Wednesday, September 19, 2012

Imagined Networks in the Novel


Benedict Anderson’s text on the ‘Apprehension of Time’ in Imagined Communities includes a “time chart” of events that might occur within the narrative of an eighteenth century novel (25).  This chart is included to help demonstrate the way in which the novel includes different characters which are related to one another, although they don’t know each other.  According to Anderson, these abstract connections, between apparent strangers, construct within the reader a concept of what an imagined community is, or could be.  As Anderson writes of the worlds within the novels:

“These societies are sociological entities of such firm and stable reality that their members can be described as  passing each other on the street without ever becoming acquainted, and still be connected”(25).

The last clause (“and still be connected”) is what gives me pause, as it is not clear to me why or how they are connected, except through the conception of the reader.  Their connection via the omniscience of the reader is logical, but Anderson is clear that this is a second, separate point.  Thus, according the Anderson, there seems to be an assumption that the connections between the ‘separated’ characters within the constructed societies rely on an undeniable, natural connection between all characters within the novel, simply by nature of their being in a singular society in a singular novel. 

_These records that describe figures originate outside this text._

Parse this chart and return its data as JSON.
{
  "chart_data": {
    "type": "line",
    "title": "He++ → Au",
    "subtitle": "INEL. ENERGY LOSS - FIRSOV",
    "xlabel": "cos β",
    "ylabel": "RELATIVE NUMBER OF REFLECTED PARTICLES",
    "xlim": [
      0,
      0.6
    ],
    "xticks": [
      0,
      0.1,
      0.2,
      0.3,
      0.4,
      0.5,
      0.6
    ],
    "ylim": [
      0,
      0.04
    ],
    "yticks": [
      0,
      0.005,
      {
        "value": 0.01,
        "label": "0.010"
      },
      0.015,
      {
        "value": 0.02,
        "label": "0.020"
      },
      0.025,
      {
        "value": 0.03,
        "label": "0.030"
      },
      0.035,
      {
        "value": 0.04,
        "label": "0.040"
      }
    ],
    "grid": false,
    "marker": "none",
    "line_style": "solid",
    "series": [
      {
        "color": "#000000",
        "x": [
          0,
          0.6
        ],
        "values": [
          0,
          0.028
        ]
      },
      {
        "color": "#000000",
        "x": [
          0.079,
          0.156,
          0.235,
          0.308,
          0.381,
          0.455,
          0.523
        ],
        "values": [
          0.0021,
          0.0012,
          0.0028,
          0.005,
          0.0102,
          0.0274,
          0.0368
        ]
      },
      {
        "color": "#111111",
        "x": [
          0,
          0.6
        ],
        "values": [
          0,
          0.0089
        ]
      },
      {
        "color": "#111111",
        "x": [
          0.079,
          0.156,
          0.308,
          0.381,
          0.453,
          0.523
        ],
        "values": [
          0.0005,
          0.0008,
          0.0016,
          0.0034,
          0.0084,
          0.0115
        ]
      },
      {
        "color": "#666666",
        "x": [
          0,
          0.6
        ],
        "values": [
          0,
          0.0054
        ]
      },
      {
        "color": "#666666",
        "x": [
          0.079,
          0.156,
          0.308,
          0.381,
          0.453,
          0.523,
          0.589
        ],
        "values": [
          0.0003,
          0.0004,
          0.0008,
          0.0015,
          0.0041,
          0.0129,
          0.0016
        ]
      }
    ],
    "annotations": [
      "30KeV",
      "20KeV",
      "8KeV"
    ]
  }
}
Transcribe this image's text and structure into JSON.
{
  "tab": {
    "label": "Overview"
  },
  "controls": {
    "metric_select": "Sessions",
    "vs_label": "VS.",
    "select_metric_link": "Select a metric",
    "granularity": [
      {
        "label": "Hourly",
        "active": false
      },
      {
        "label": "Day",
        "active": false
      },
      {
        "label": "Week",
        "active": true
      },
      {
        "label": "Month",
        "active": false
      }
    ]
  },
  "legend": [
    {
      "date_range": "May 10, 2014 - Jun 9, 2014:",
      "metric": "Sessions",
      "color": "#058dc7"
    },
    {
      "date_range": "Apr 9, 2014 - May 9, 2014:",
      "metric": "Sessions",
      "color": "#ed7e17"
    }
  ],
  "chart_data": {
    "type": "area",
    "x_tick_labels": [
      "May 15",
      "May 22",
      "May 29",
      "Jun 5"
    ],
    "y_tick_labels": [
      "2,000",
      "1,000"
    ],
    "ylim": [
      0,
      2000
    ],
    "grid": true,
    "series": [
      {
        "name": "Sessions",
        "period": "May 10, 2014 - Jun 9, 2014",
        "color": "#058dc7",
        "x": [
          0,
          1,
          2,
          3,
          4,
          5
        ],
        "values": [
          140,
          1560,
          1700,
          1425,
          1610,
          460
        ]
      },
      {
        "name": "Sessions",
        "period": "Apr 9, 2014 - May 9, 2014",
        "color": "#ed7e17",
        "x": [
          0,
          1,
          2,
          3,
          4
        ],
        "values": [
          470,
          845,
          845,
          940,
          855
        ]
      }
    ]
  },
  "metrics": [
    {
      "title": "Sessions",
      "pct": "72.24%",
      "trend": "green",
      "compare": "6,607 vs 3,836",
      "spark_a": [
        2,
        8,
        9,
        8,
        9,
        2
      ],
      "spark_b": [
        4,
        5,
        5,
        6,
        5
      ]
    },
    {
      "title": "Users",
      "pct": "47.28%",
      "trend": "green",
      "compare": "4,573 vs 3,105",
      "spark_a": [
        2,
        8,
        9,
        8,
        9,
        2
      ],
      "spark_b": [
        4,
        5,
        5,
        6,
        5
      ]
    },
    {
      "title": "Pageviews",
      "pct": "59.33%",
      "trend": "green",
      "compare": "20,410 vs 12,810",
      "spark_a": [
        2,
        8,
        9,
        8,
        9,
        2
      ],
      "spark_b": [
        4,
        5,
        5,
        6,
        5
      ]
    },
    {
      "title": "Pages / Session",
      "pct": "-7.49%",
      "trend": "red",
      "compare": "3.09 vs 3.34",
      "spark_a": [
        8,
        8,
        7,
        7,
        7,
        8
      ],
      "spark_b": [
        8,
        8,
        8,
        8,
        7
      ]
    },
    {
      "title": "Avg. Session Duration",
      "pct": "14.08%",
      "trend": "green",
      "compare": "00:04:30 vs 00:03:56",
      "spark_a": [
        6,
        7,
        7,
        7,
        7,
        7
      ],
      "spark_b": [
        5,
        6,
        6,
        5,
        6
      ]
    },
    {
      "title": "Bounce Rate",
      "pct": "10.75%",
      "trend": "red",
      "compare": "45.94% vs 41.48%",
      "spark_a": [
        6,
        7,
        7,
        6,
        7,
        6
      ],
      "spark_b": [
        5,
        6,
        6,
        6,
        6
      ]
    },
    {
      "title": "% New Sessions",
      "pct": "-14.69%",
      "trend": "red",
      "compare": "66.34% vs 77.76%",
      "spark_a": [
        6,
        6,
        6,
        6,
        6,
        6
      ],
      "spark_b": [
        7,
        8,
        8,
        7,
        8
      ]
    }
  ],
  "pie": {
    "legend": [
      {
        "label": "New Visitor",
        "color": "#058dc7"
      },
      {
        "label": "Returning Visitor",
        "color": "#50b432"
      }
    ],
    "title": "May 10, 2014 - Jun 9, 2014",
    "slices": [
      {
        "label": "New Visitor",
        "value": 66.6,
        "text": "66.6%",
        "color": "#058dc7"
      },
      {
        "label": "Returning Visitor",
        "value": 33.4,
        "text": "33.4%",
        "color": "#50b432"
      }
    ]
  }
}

While it seems true that the eighteenth century novel demonstrated ways in which imagined communities could be conceived, it seems to me that the readers would have to have a preexisting proclivity towards understanding society in this way to even conceive of these ‘separate’ characters as being related simply through their existence in the same society.  The imagined society, as demonstrated here by Anderson, seems to rely on an imagined network (of friends of friends, of having mutual acquaintances with strangers, etc.) that could not possibly be entirely created within the confines of the novel, but must have existed already within the lives of the readers.  While it seems to me that the eighteenth century novel played a part in the development of the idea of a society through these imagined networks, it also seems that the novels existence in the historical context of urbanization (and thus no longer living in the small-town or country atmosphere) is essential to the development and change in the western perception of time with regard to the novel.